My problem? Well, randomly some IPs doesn’t work. I spent a good few hours doing tcpdump and trouble shooting from A into B all the packets (according to tcpdump) are arriving on the wireless side, but Linux discards them going into the network. Sounds funny? Well, yes. I checked the firewall, I checked (and rechecked) the routing tables, and flippen everything I could think of.
Then (on a hunch) I decided to look at the ARP tables on either end of the link:
A # arp -n
192.168.1.69 00:06:c7:01:47:9b
192.168.1.20 00:06:c7:01:47:9b
A # ip link sh dev ethwl
2: ethwl: mtu 1500 qdisc noqueue
link/ether 00:30:05:ea:fc:7f brd ff:ff:ff:ff:ff:ff
Ok, that looks sane (keep in mind that wireless stations that claims to do briding actually does proxyarp. And on B:
B # arp -n
192.168.1.70 00:30:05:ea:fc:7f
B # ip link sh dev ethwl
3: ethwl: mtu 1500 qdisc pfifo_fast qlen 1000
link/ether 00:0c:42:1a:0b:7d brd ff:ff:ff:ff:ff:ff
If you’re aware of what’s going on on networks I’m hoping you’re guessing what’s coming next.
Ethernet header for _both_ working and non-working packets leaving from A looks like this (spaces used instead of colons to group dst mac, src mac and content type):
00:06:c7:01:47:9b 00:30:05:ea:fc:7f 08:00
This looks perfectly sane based on the arp tables, absolutely stunning.
The working ethernet header that arrives at B:
00:0c:42:1a:0b:7d 00:30:05:ea:fc:7f 08:00
That looks fine, MAC got de-masqueraded, absolutely perfect, packet gets accepted into the Linux kernel, and routed. The non-working packet looks like this:
00:06:c7:01:47:9b 00:30:05:ea:fc:7f 08:00
Now if you’re not screaming that that looks identical to the packet that left at A then you need to look again. Here is what’s happening, the wireless _station_ just in front of B sees the MAC, it’s it’s MAC, but it also looks at the IP, notices that it’s not it’s own IP and now “broadcasts” the packet onto all it’s interfaces except the ingress “port” (wireless link). Now if there was a switch the switch would have sent the packet right back at the wireless AP, but since in this particular case I have a cable the network card sees the packet, gives the destination one look and discards the packet without ever disturbing the Linux kernel. The _only_ reason why I can see that packet at all with tcpdump is because it puts the card in promiscuous mode.
Possible fixes? This is a tough one.

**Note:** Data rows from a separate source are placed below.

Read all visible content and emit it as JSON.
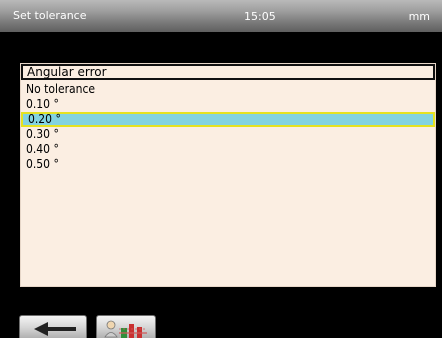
{
  "status_bar": {
    "title": "Set tolerance",
    "time": "15:05",
    "unit": "mm"
  },
  "panel": {
    "header": "Angular error",
    "options": [
      "No tolerance",
      "0.10 °",
      "0.20 °",
      "0.30 °",
      "0.40 °",
      "0.50 °"
    ],
    "selected_index": 2
  },
  "buttons": {
    "back_icon": "arrow-left-icon",
    "tool_icon": "operator-settings-icon"
  },
  "colors": {
    "panel_bg": "#fbeee2",
    "selection_bg": "#83d3e0",
    "selection_border": "#e6e220"
  }
}
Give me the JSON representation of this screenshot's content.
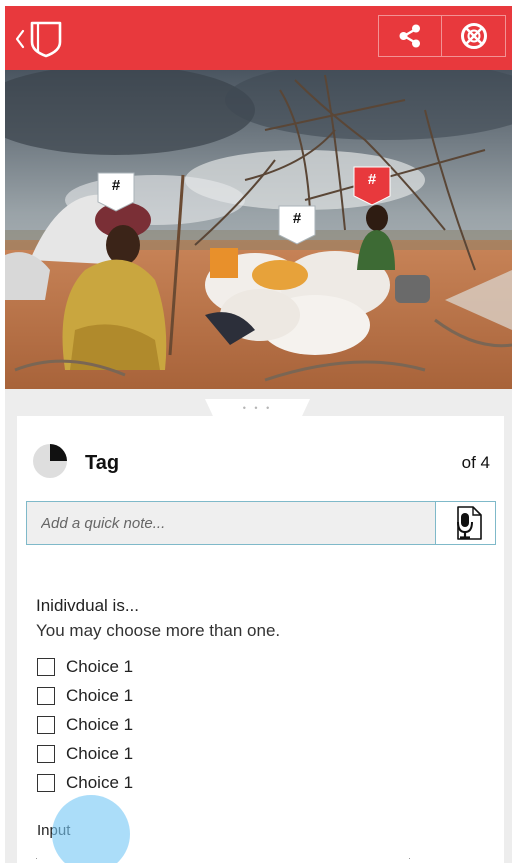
{
  "header": {
    "back_icon": "back-document-icon",
    "share_icon": "share-icon",
    "close_icon": "close-circle-icon",
    "background": "#e8393d"
  },
  "photo": {
    "tags": [
      {
        "label": "#",
        "state": "default"
      },
      {
        "label": "#",
        "state": "default"
      },
      {
        "label": "#",
        "state": "active"
      }
    ]
  },
  "panel": {
    "handle_dots": "• • •",
    "progress": {
      "completed": 1,
      "total": 4
    },
    "title": "Tag",
    "count": "of 4",
    "note": {
      "value": "",
      "placeholder": "Add a quick note...",
      "mic_icon": "microphone-icon"
    },
    "question": "Inidivdual is...",
    "helper": "You may choose more than one.",
    "choices": [
      {
        "label": "Choice 1",
        "checked": false
      },
      {
        "label": "Choice 1",
        "checked": false
      },
      {
        "label": "Choice 1",
        "checked": false
      },
      {
        "label": "Choice 1",
        "checked": false
      },
      {
        "label": "Choice 1",
        "checked": false
      }
    ],
    "input_label": "Input"
  },
  "colors": {
    "accent_red": "#e8393d",
    "field_border": "#7fb9c9",
    "panel_background": "#ededed",
    "touch_indicator": "#78c8f5"
  }
}
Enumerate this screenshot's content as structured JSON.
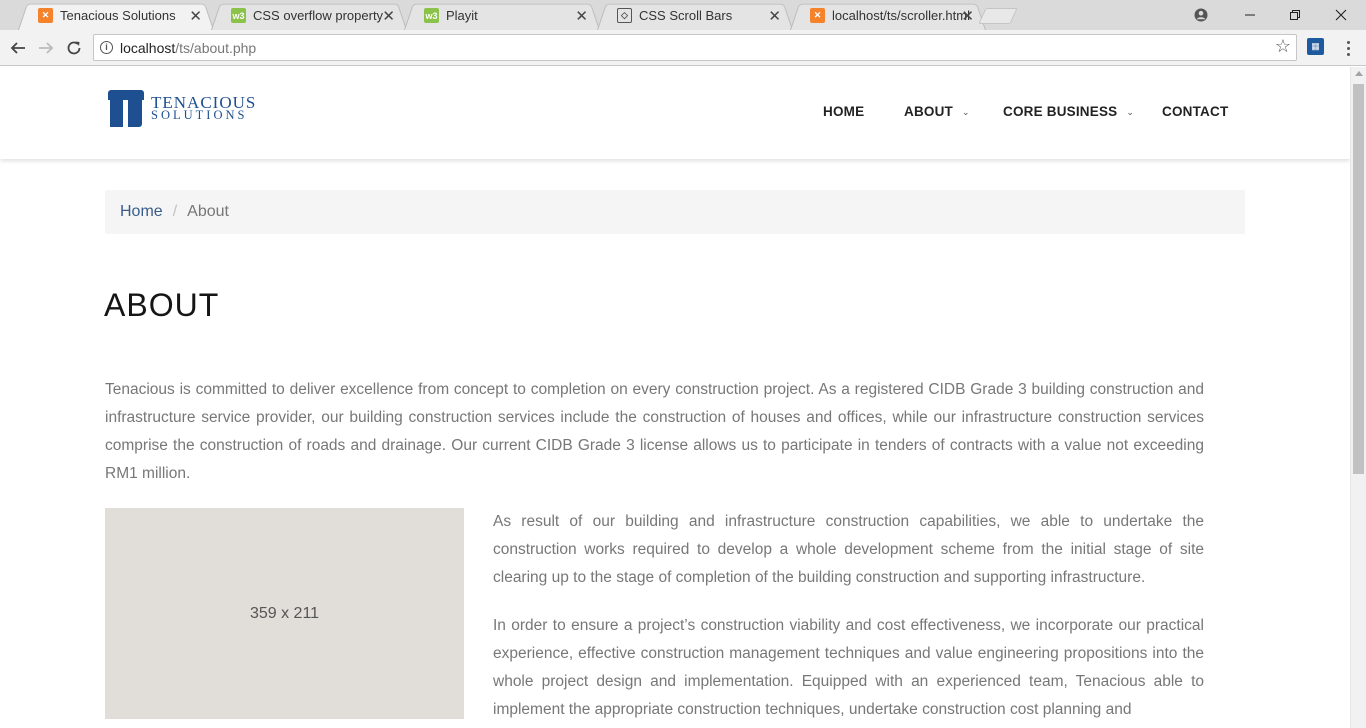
{
  "browser": {
    "tabs": [
      {
        "title": "Tenacious Solutions",
        "favicon": "xampp-icon",
        "active": true
      },
      {
        "title": "CSS overflow property",
        "favicon": "w3schools-icon",
        "active": false
      },
      {
        "title": "Playit",
        "favicon": "w3schools-icon",
        "active": false
      },
      {
        "title": "CSS Scroll Bars",
        "favicon": "codepen-icon",
        "active": false
      },
      {
        "title": "localhost/ts/scroller.html",
        "favicon": "xampp-icon",
        "active": false
      }
    ],
    "url_host": "localhost",
    "url_path": "/ts/about.php"
  },
  "site": {
    "logo": {
      "line1": "TENACIOUS",
      "line2": "SOLUTIONS",
      "color": "#1d4f91"
    },
    "nav": {
      "home": "HOME",
      "about": "ABOUT",
      "core_business": "CORE BUSINESS",
      "contact": "CONTACT"
    },
    "breadcrumb": {
      "home": "Home",
      "separator": "/",
      "current": "About"
    },
    "title": "ABOUT",
    "intro": "Tenacious is committed to deliver excellence from concept to completion on every construction project. As a registered CIDB Grade 3 building construction and infrastructure service provider, our building construction services include the construction of houses and offices, while our infrastructure construction services comprise the construction of roads and drainage. Our current CIDB Grade 3 license allows us to participate in tenders of contracts with a value not exceeding RM1 million.",
    "image_placeholder": "359 x 211",
    "paragraph1": "As result of our building and infrastructure construction capabilities, we able to undertake the construction works required to develop a whole development scheme from the initial stage of site clearing up to the stage of completion of the building construction and supporting infrastructure.",
    "paragraph2": "In order to ensure a project’s construction viability and cost effectiveness, we incorporate our practical experience, effective construction management techniques and value engineering propositions into the whole project design and implementation. Equipped with an experienced team, Tenacious able to implement the appropriate construction techniques, undertake construction cost planning and"
  }
}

I’ve spent an hour or so thinking about this now, and I’ve come up with the following solutions (In order of preference):
- Do the right thing, throw out the junk that was put in and put in the right stuff (Wireless routers capable of communicating with the Linux servers via OSPF so that I can get link status on the Linux servers and fallback to IPSec over DSL/ISDN/whatever).
- Make insane use of NAT on the wireless interfaces, and again NAT when traffic comes in off the wireless. For auditability reasons this really isn’t an option.
- Encapsulate the traffic inside some other protocol. Also a pain since this lowers the MTU of the link. IPSec _should_ be able to get this done, but it’s also “costly” in terms of CPU resources.
I really can’t think of anything else, making use of ebtables isn’t an option as the kernel doesn’t even get woken up for these packets. proxyarp won’t help either. In short, it’s one glorious mess.
Time to go chill.
Jaco, got the ‘same’ mess on this side… and have been at it for hours.